Le Silence du Débarras: Mon père m'a laissé mourir de faim pour sa fille adoptive
Chapitre 5
Avant l’arrivée de Chloé dans notre famille, rien n’était comme ça. À cette époque, j’avais une mère et un père qui m’aimaient, et mon frère était encore petit. Je jouais souvent avec lui, maman me racontait des histoires le soir, et papa me portait sur son dos pour se promener au parc.
Tout cela avait changé cet été-là, il y a trois ans. Papa et maman étaient retournés dans leur ville natale pour honorer leurs ancêtres, tandis que mon frère et moi étions restés à la maison. Quelques jours plus tard, papa était revenu, apportant avec lui deux nouvelles. Maman était décédée dans un accident de voiture, et avant de mourir, elle et papa avaient adopté la fille d’un ami. Ainsi, en l’espace de quelques jours, j’avais perdu ma mère et gagné une sœur du jour au lendemain.
Au début, je m’étais dit que Chloé était la dernière chose que maman m’avait laissée avant de partir. J’avais toujours rêvé d’avoir une petite sœur, alors j’avais fait de mon mieux pour m’occuper d’elle.
Je m’inquiétais qu’elle soit malmenée à l’école, alors je passais régulièrement dans sa classe pour voir comment elle allait. Je l’aidais à faire ses devoirs et, lorsqu’elle tombait malade. Je pensais avoir fait tout ce qu’une grande sœur devait faire, je l’aimais sincèrement comme ma propre sœur.

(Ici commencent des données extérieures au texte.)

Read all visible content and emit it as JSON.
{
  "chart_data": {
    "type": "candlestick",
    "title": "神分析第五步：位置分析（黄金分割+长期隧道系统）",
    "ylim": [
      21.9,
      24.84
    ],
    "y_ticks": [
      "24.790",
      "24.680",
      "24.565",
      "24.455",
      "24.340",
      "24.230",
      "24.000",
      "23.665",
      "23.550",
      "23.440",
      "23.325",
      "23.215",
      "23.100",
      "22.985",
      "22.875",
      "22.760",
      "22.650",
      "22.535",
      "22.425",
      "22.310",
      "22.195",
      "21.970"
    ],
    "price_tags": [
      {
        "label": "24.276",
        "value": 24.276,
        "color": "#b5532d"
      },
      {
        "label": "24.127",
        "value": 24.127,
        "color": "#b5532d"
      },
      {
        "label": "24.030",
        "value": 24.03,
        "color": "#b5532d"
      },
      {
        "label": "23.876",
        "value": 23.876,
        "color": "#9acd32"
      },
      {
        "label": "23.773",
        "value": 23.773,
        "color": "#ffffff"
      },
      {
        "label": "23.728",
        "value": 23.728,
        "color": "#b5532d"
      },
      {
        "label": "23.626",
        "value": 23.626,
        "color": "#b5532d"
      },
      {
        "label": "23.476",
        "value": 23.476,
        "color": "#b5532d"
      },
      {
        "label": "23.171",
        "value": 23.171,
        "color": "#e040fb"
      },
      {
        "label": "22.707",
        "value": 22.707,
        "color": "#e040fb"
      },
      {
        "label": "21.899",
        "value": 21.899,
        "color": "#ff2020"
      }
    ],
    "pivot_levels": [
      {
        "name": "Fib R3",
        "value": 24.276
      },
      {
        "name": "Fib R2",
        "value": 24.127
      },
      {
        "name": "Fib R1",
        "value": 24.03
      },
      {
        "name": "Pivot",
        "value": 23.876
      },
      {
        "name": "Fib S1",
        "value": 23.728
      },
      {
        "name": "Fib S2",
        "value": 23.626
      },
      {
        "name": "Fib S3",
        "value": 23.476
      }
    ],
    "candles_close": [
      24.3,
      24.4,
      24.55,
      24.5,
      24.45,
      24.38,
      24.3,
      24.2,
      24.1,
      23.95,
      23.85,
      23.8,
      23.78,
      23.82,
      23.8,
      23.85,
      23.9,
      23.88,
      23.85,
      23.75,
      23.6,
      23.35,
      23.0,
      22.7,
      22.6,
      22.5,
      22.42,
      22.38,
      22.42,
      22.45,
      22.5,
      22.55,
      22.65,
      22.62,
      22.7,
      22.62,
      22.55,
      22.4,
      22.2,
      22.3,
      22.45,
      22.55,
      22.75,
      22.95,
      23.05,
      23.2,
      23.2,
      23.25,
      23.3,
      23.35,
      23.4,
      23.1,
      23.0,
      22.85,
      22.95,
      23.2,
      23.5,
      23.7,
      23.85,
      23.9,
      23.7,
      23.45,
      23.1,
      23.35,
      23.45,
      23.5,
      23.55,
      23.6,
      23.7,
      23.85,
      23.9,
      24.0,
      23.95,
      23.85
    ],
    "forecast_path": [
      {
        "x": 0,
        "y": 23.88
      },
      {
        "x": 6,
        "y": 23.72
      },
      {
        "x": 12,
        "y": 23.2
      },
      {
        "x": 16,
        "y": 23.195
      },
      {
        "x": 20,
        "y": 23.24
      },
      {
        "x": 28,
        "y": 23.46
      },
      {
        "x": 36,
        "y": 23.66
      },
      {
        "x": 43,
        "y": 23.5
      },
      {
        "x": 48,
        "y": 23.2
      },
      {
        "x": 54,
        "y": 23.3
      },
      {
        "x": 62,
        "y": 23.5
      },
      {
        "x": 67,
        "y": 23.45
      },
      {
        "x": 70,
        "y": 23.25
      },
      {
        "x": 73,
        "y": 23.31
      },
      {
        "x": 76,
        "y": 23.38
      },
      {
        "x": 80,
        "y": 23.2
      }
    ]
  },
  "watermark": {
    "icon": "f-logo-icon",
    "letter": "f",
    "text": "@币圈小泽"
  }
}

Mais un jour, en lui apportant de la pommade pour une brûlure, j’avais entendu sa voix plaintive en train de se confier à ses camarades de classe : « Ma sœur ne m’a pas brûlée exprès, c’est ma faute… Je n’aurais pas dû lui apporter un thé aussi chaud… Ne lui en voulez pas, elle est gentille avec moi. À part me faire faire le ménage, elle ne me maltraite pas trop… »
J’étais restée figée sur place, totalement abasourdie. La brûlure sur sa main, elle ne l’avait pas eue en me servant un thé. Elle s’était blessée toute seule en voulant préparer un café pour papa. Pourtant, elle avait fait passer cela pour un accident causé par ma négligence.
À cause de cet incident, papa m’avait sévèrement réprimandée. Mais malgré tout, je ne lui en avais pas voulu. Au contraire, je m’étais même sentie coupable, me reprochant de ne pas l’avoir empêchée d’aller seule dans la cuisine.
Mais ce jour-là, j’avais enfin vu son vrai visage. Furieuse, je l’avais confrontée à l’école, et une dispute avait éclaté entre nous.
Ce jour-là, ou peut-être bien avant, ma vie avait irrémédiablement changé. Le père qui m’avait autrefois tant choyée, le frère qui m’aimait… étaient devenus des étrangers.
En repensant à ces trois années, tout mon corps s’était mis à trembler.